Dr. Ramani is an Associate Professor in the Department of human Development and Quantitative Methodology. Before coming to University of Maryland in 2008, Dr. Ramani received her Ph.D. in Developmental Psychology from the University of Pittsburgh and worked as a Postdoctoral Research Associate at Carnegie Mellon University. Dr. Ramani teaches undergraduate and graduate classes in cognitive development. Her research centers around social influences on cognitive development, namely mathematics and problem solving.
Alaina is a graduate student in the Master of Clinical Psychological Science Program. She earned her B.A. in Psychology and Medical Anthropology from Case Western Reserve University in 2014. Before coming to the University of Maryland she worked as a Lab Manager for the Coping and Regulation of Environmental Stress Lab at The Pennsylvania State University. Alaina is interested in the development of early childhood interventions to improve children's academic outcomes.

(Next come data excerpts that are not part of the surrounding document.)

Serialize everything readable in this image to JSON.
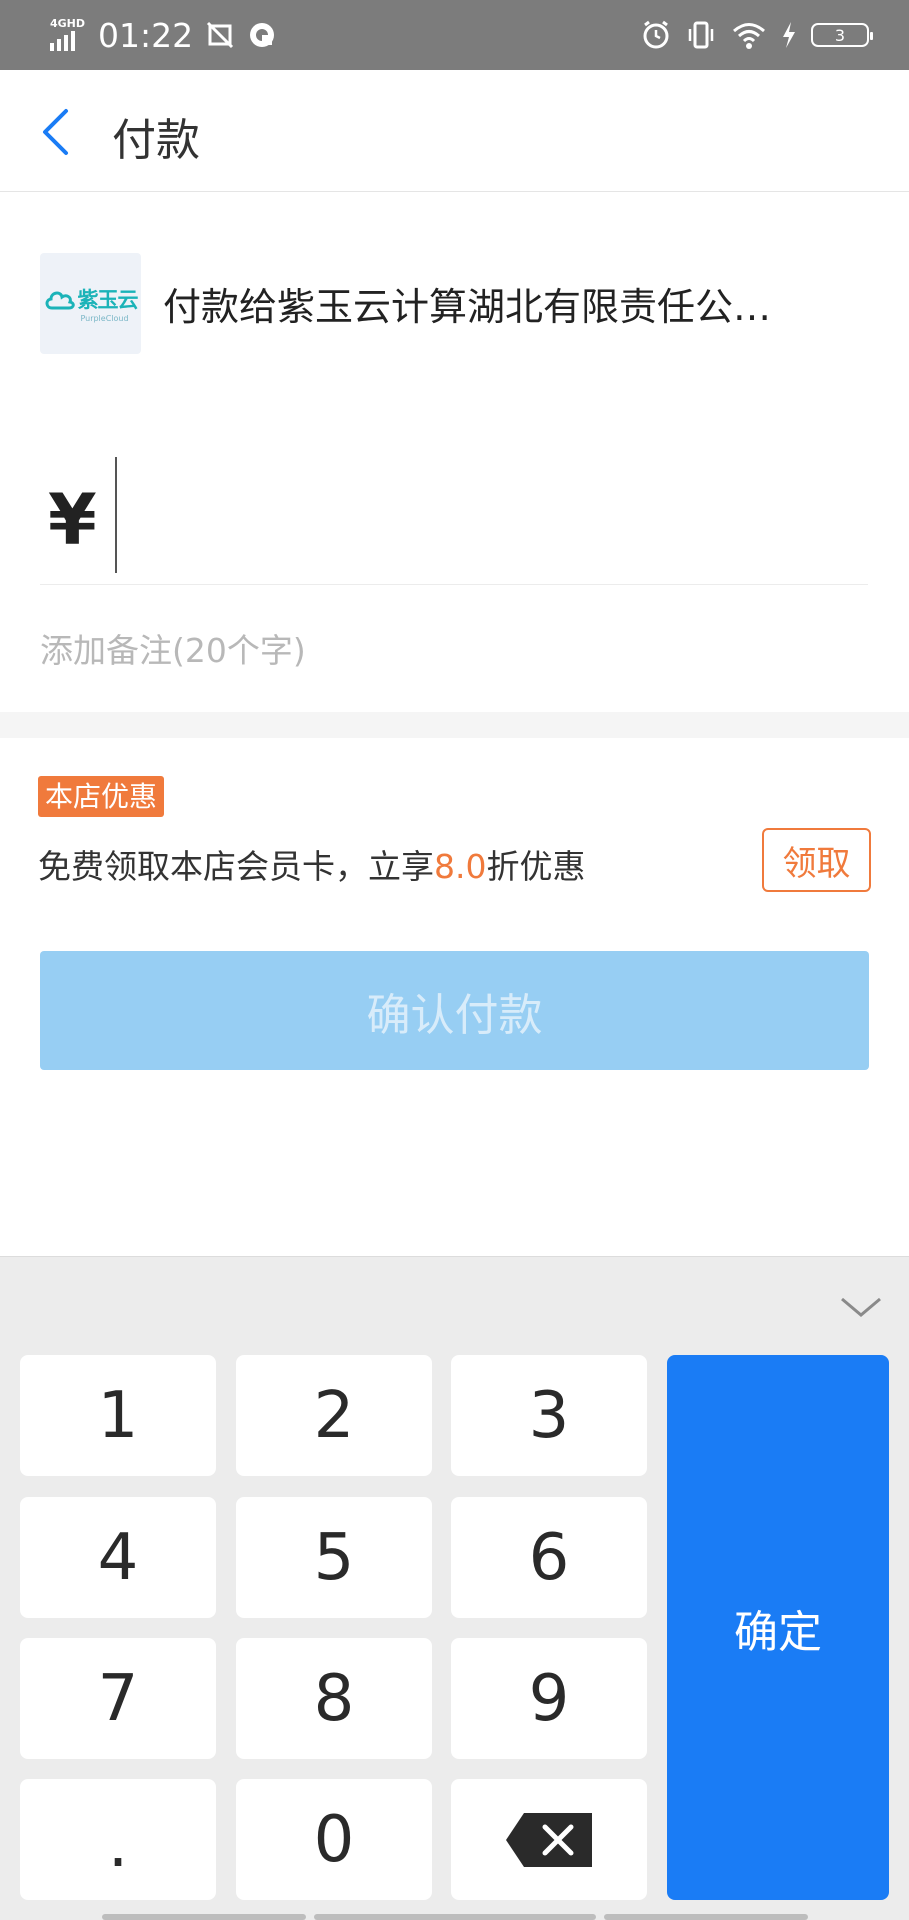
{
  "status_bar": {
    "network": "4GHD",
    "time": "01:22",
    "battery": "3"
  },
  "header": {
    "title": "付款",
    "back_icon": "chevron-left-icon"
  },
  "merchant": {
    "logo_text": "紫玉云",
    "logo_subtext": "PurpleCloud",
    "name": "付款给紫玉云计算湖北有限责任公…"
  },
  "amount": {
    "currency_symbol": "¥",
    "value": ""
  },
  "note": {
    "placeholder": "添加备注(20个字)",
    "value": ""
  },
  "promo": {
    "badge": "本店优惠",
    "text_before": "免费领取本店会员卡，立享",
    "discount": "8.0",
    "text_after": "折优惠",
    "claim_label": "领取"
  },
  "confirm_pay_label": "确认付款",
  "keypad": {
    "keys": [
      "1",
      "2",
      "3",
      "4",
      "5",
      "6",
      "7",
      "8",
      "9",
      ".",
      "0"
    ],
    "confirm_label": "确定",
    "delete_icon": "backspace-icon",
    "collapse_icon": "chevron-down-icon"
  },
  "colors": {
    "accent_blue": "#1a7cf5",
    "disabled_blue": "#97cef3",
    "promo_orange": "#f07a3c"
  }
}
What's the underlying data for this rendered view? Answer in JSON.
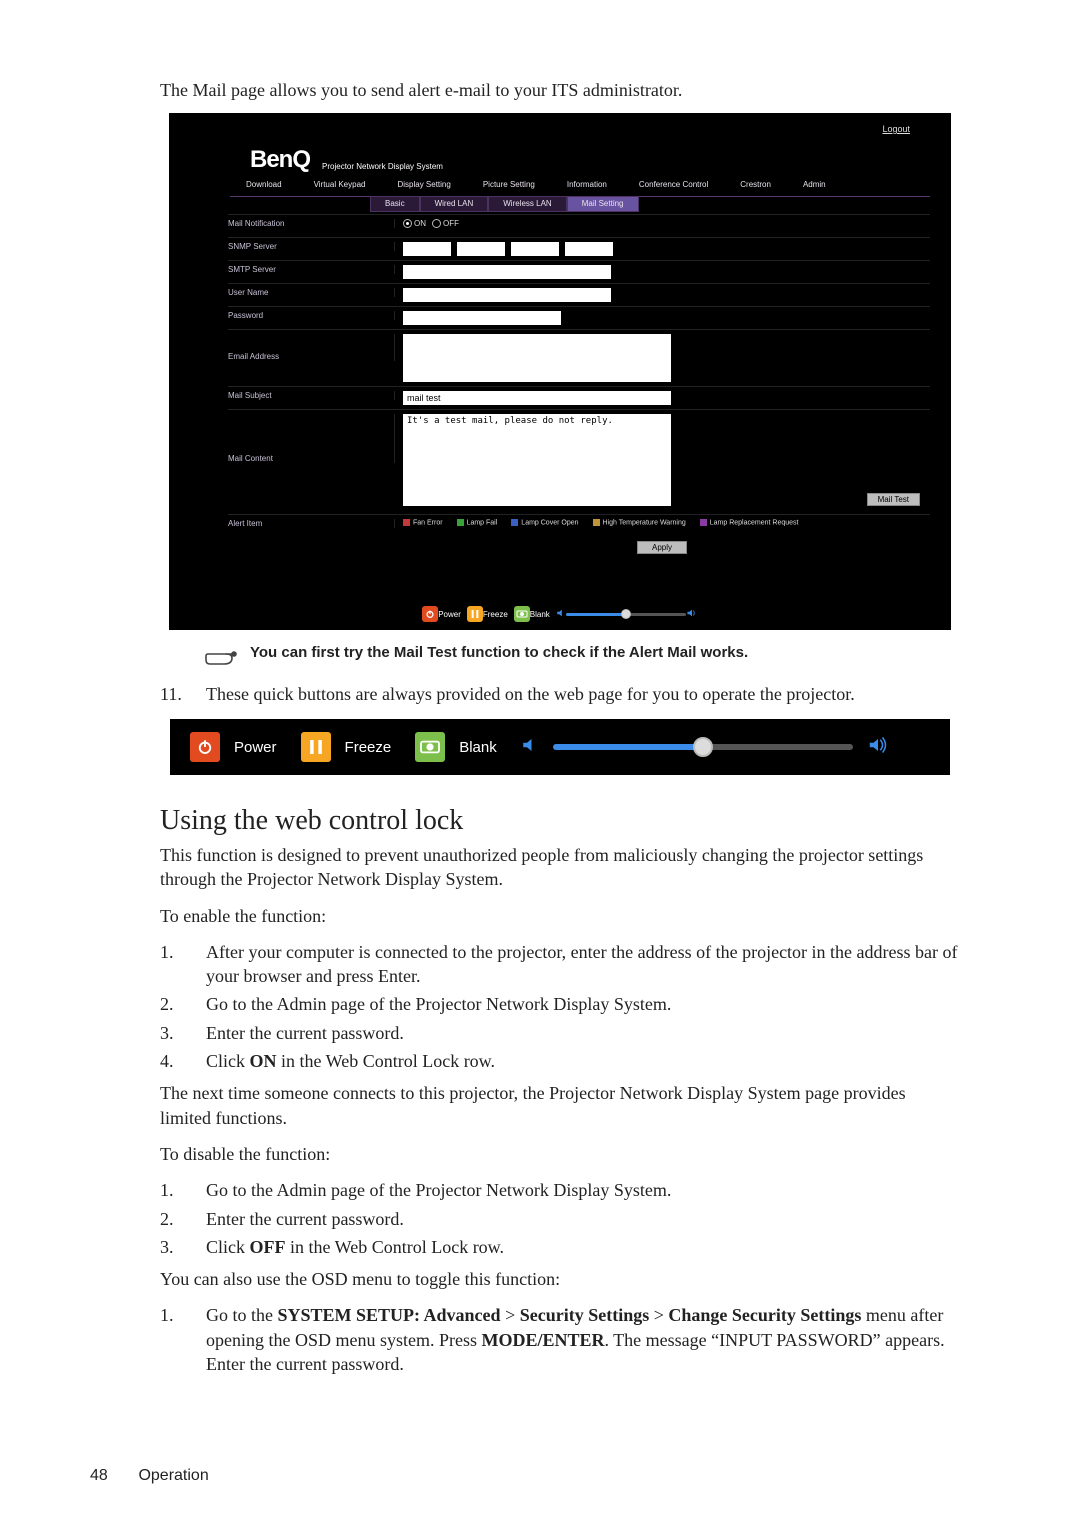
{
  "intro": "The Mail page allows you to send alert e-mail to your ITS administrator.",
  "shot": {
    "logout": "Logout",
    "brand": "BenQ",
    "brand_sub": "Projector Network Display System",
    "top_tabs": [
      "Download",
      "Virtual Keypad",
      "Display Setting",
      "Picture Setting",
      "Information",
      "Conference Control",
      "Crestron",
      "Admin"
    ],
    "sub_tabs": [
      "Basic",
      "Wired LAN",
      "Wireless LAN",
      "Mail Setting"
    ],
    "fields": {
      "mail_notification": "Mail Notification",
      "snmp": "SNMP Server",
      "smtp": "SMTP Server",
      "user": "User Name",
      "pass": "Password",
      "email": "Email Address",
      "subject_lbl": "Mail Subject",
      "subject_val": "mail test",
      "content_lbl": "Mail Content",
      "content_val": "It's a test mail, please do not reply.",
      "alert_item": "Alert Item"
    },
    "on": "ON",
    "off": "OFF",
    "mail_test_btn": "Mail Test",
    "apply_btn": "Apply",
    "alert_items": [
      {
        "label": "Fan Error",
        "color": "#c23a3a"
      },
      {
        "label": "Lamp Fail",
        "color": "#3aa23a"
      },
      {
        "label": "Lamp Cover Open",
        "color": "#3a5fc2"
      },
      {
        "label": "High Temperature Warning",
        "color": "#c2943a"
      },
      {
        "label": "Lamp Replacement Request",
        "color": "#8b3aa2"
      }
    ]
  },
  "tip": "You can first try the Mail Test function to check if the Alert Mail works.",
  "item11_num": "11.",
  "item11_text": "These quick buttons are always provided on the web page for you to operate the projector.",
  "quick": {
    "power": "Power",
    "freeze": "Freeze",
    "blank": "Blank"
  },
  "section": "Using the web control lock",
  "p1": "This function is designed to prevent unauthorized people from maliciously changing the projector settings through the Projector Network Display System.",
  "p2": "To enable the function:",
  "enable_steps": [
    "After your computer is connected to the projector, enter the address of the projector in the address bar of your browser and press Enter.",
    "Go to the Admin page of the Projector Network Display System.",
    "Enter the current password.",
    "Click <b>ON</b> in the Web Control Lock row."
  ],
  "p3": "The next time someone connects to this projector, the Projector Network Display System page provides limited functions.",
  "p4": "To disable the function:",
  "disable_steps": [
    "Go to the Admin page of the Projector Network Display System.",
    "Enter the current password.",
    "Click <b>OFF</b> in the Web Control Lock row."
  ],
  "p5": "You can also use the OSD menu to toggle this function:",
  "osd_steps": [
    "Go to the <b>SYSTEM SETUP: Advanced</b> &gt; <b>Security Settings</b> &gt; <b>Change Security Settings</b> menu after opening the OSD menu system. Press <b>MODE/ENTER</b>. The message “INPUT PASSWORD” appears. Enter the current password."
  ],
  "footer_page": "48",
  "footer_section": "Operation"
}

Emily is a fifth-year Ph.D. student in the Department of Human Development and Quantitative Methodology. Prior to entering graduate school, she earned her B.A. in Psychology from Temple University in Philadelphia and worked for two years as a volunteer in the Temple Infant and Child Lab. Emily is interested in the relations between bilingualism, math and memory development, and the ways in which children learn through informal learning activities.
Mary is a first-year PhD student in the Department of Human Development and Quantitative Methodology. She earned her B.A. in Psychology from Wesleyan University. Before graduate school, she worked for two years as a research assistant in the Early Childhood Cognition Lab at MIT and as an education intern at the Children’s Museum of NH. Mary is interested in children’s mathematical and social learning, and how children learn through play, games and informal social interactions.
Nicole is a fourth-year Ph.D. student in the Department of Human Development and Quantitative Methodology. Prior to returning to school, Nicole earned her Ed.M. in Human Development and Psychology from Harvard and worked for two years as a research and evaluation analyst at Abt Associates in Bethesda. Nicole is interested in children's early understanding of number, including how informal learning activities and interactions with parents and early childhood educators can build their fundational knowledge.